The L. braziliensis species is related to a possible metastasis and mucosal form of leishmaniasis, hence the importance of developing more effective and less toxic drugs for the treatment of this disease (Brasil 2017; Vasconcelos et al. 2018). When the pharmacological activity of FERAI was evaluated against amastigotes of L. braziliensis, an IC50 value of 10.13 ± 1.7 µM was found. AB, a drug commercially available for the treatment of leishmaniasis, showed an IC50 value of 0.7 ± 0.004 µM. Although FERAI presented a higher inhibitory concentration, this result still showed promise and added to its low toxicity compared to AB, this compound shows that it can be a candidate for future drug for the treatment of leishmaniasis. In addition, macrophages were infected with amastigotes of L. braziliensis and treated with different concentrations of FERAI resulted in a reduction both in the number of infected macrophages and in the number of amastigotes per macrophage, confirming a significant action of this substance on the intracellular forms of L. braziliensis.

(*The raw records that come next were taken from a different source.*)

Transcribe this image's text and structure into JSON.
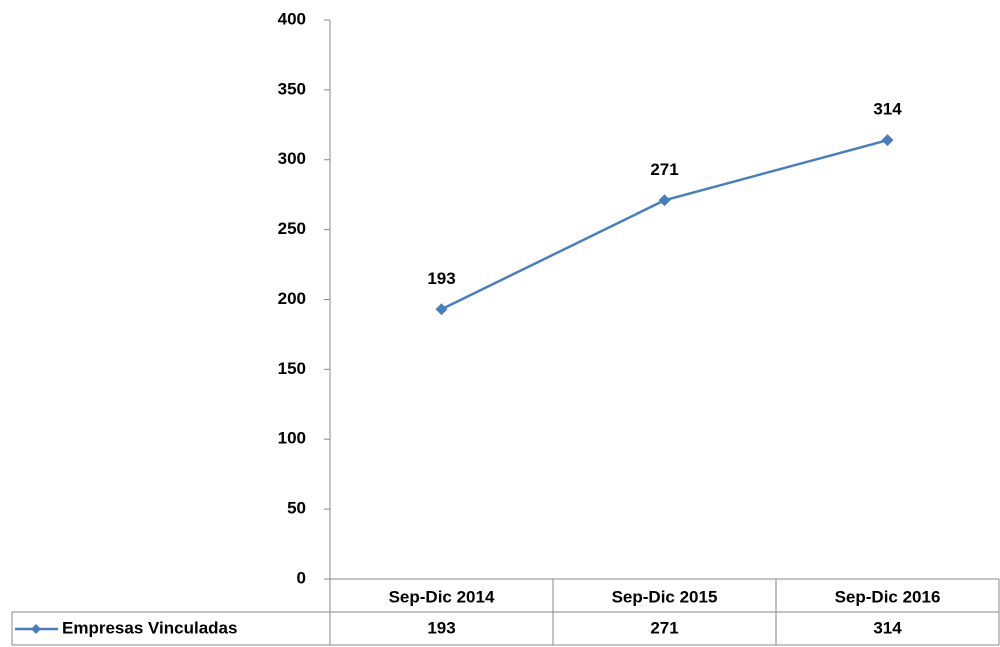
{
  "chart_data": {
    "type": "line",
    "categories": [
      "Sep-Dic 2014",
      "Sep-Dic 2015",
      "Sep-Dic 2016"
    ],
    "series": [
      {
        "name": "Empresas Vinculadas",
        "color": "#4a7ebb",
        "values": [
          193,
          271,
          314
        ]
      }
    ],
    "ylim": [
      0,
      400
    ],
    "yticks": [
      0,
      50,
      100,
      150,
      200,
      250,
      300,
      350,
      400
    ],
    "grid": false,
    "data_table": true
  }
}
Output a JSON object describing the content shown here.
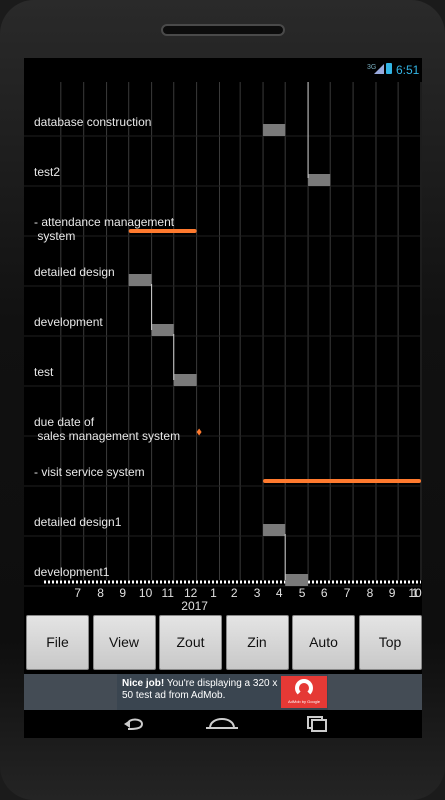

Seeking new therapeutic targets (Miranda-Sapla et al. 2019), he carried out an in vitro study to investigate the action of trans-chalcone (TC) against amastigotes of L. amazonensis. The exciting results that CT treatment of macrophages infected with L. amazonensis attempted to reduce the percentage of infected cells, as well as the number of amastigotes per macrophage, also generated a selectivity index (SI) of 53.8 for the parasite.
Investigating a possible mechanism of action of FERAI, ROS levels in L. braziliensis promastigotes were evaluated. The results indicated a possible action of this compound in the increase of ROS levels, concentration of 10 µM (56.33%), 20 µM (61.76%) and 30 µM (67.13%) in comparison with the untreated control. Similar results were found by Santiago-Silva et al., (2022), who evaluated the production of ROS by chalcone ((E)-1-(4,8-dimethoxynaphthalen-1-yl)-3-(4-nitrophenyl) prop-2-en-1-one), 4f. 4f induced several morphological and ultrastructural changes in free promastigotes, loss of plasma membrane integrity and increase in ROS.